Add-on Google Workspace berbasis kartu. Add-on editor berbasis HTML.
Add-on menampilkan informasi dan kontrol pengguna di sidebar UI aplikasi host. Add-on Google Workspace terdiri dari toolbar identifikasi utama beserta satu kartu atau lebih.
Setiap kartu mewakili 'halaman' tertentu dari UI add-on Anda. Untuk membuka kartu baru biasanya Anda hanya perlu membuat kartu tersebut dan mendorongnya ke tumpukan kartu internal. Anda dapat menentukan alur navigasi antar-kartu untuk pengalaman interaksi yang kaya.
Kartu dapat berupa non-kontekstual atau kontekstual. Kartu kontekstual ditampilkan kepada pengguna saat aplikasi host berada dalam konteks tertentu, seperti saat membuka pesan Gmail atau acara Google Kalender. Kartu non-kontekstual (seperti halaman beranda) ditampilkan kepada pengguna di luar konteks tertentu dari host—misalnya, saat pengguna melihat kotak masuk Gmail, folder utama Google Drive, atau Kalender.
Add-on Google Workspace yang dibuat di Google Apps Script menggunakan layanan Kartu untuk membuat antarmuka pengguna dari kartu. Add-on yang dibuat dalam bahasa lain harus menampilkan JSON yang diformat dengan benar agar antarmuka dapat dirender sebagai kartu.
Setiap kartu terdiri dari header dan satu atau beberapa bagian kartu. Setiap bagian terdiri dari sekumpulan widget. Widget menampilkan informasi kepada pengguna atau menyediakan kontrol interaksi seperti tombol.

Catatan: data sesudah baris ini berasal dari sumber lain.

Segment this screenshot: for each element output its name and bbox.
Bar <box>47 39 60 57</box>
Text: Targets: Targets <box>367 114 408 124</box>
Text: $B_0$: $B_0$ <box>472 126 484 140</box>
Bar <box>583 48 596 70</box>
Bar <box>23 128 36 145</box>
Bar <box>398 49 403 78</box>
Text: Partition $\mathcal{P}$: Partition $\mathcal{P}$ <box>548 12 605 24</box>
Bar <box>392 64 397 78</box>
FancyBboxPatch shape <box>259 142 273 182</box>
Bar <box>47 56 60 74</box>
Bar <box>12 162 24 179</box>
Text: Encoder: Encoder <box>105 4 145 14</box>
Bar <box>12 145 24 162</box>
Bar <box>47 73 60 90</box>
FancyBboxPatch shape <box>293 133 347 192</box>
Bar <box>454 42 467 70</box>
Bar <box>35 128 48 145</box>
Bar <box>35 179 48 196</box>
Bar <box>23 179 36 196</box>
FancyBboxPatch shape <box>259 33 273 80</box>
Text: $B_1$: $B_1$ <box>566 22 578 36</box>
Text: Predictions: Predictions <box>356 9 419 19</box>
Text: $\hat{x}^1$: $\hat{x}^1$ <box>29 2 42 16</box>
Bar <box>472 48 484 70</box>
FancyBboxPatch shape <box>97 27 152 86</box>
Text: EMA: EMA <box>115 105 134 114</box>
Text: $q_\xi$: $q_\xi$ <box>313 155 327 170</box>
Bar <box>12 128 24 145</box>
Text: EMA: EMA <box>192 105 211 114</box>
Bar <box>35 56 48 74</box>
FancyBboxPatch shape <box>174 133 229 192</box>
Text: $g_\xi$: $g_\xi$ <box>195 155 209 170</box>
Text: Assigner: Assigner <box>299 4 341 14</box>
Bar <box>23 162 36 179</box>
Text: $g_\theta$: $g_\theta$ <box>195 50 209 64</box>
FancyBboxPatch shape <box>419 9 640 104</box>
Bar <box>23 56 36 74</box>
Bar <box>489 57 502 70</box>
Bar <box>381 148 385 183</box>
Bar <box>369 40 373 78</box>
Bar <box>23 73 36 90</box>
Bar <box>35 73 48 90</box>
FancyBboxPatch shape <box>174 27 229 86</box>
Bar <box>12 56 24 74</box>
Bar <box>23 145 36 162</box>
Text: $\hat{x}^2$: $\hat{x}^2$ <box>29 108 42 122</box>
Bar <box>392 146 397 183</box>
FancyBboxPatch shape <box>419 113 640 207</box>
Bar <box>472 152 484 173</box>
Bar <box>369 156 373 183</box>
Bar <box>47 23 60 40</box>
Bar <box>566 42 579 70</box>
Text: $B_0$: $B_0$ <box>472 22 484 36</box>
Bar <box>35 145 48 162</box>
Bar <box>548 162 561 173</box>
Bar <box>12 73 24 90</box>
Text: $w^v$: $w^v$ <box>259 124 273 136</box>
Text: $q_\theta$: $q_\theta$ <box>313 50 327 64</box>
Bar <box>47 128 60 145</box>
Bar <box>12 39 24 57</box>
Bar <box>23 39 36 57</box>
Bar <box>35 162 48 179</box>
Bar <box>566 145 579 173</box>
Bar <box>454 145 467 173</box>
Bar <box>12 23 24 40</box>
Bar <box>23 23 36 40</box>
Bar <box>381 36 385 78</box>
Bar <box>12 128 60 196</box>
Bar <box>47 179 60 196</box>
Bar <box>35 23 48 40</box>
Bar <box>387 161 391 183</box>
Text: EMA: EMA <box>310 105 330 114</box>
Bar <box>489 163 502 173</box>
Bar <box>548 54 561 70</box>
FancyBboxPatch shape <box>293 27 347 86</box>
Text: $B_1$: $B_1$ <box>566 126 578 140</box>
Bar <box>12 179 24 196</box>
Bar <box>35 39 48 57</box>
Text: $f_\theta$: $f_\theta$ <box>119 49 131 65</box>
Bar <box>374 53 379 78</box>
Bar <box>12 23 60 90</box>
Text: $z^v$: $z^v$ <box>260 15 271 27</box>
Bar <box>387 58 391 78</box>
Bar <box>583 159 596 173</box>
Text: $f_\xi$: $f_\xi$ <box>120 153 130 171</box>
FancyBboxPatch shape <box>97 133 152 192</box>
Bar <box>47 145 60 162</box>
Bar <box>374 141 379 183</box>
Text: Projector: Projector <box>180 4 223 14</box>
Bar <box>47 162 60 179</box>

Antarmuka berbasis kartu memiliki manfaat berikut:
- Tidak diperlukan pengetahuan tentang HTML atau CSS untuk membuat antarmuka berbasis kartu.
- Kartu dan widget otomatis diberi gaya agar berfungsi dengan baik dengan aplikasi Google Workspace yang diperluas.
- Antarmuka berbasis kartu berfungsi di perangkat desktop dan seluler, tetapi Anda hanya perlu menentukan antarmuka sekali.
Gmail adalah satu-satunya aplikasi host yang dapat diperluas oleh add-on Google Workspace di perangkat seluler.
Membuat antarmuka berbasis kartu
Saat membuat add-on berbasis kartu, penting untuk memahami konsep dan pola desain tertentu. Panduan berikut memberikan informasi yang Anda perlukan untuk membuat add-on berbasis kartu yang efektif:
- Kartu
- Halaman beranda
- Widget
- Tindakan
- Objek peristiwa
- Membuat kartu
- Membuat kartu interaktif
- Menavigasi antar-kartu
- Menggunakan tindakan universal
- Menambahkan pelengkapan otomatis ke input teks
- Mengakses lokalitas dan zona waktu pengguna
- Menghubungkan ke layanan non-Google
- Panduan gaya
- Praktik Terbaik
Lihat halaman ini saat membuat kartu dan menerapkan perilaku UI. Anda mungkin juga menemukan contoh tambahan berikut yang berguna untuk dirujuk saat menerapkan add-on:
Panduan memulai add-on Google Workspace "Cats"
Contoh add-on ini menampilkan UI add-on dengan beberapa halaman dan halaman beranda.
Add-on Google Workspace: "Translate"
Contoh add-on ini menampilkan add-on yang memungkinkan pengguna menerjemahkan teks dari dalam Dokumen, Spreadsheet, dan Slide.
Add-on Google Workspace: "Teams List"
Contoh add-on ini menampilkan contoh add-on Google Workspace yang lebih kompleks yang menampilkan informasi pengguna tentang penerima pesan Gmail, editor file Drive, atau peserta acara Kalender. Anda hanya dapat menggunakan add-on ini di dalam domain, karena add-on ini menggunakan Directory API untuk mengambil informasi pengguna.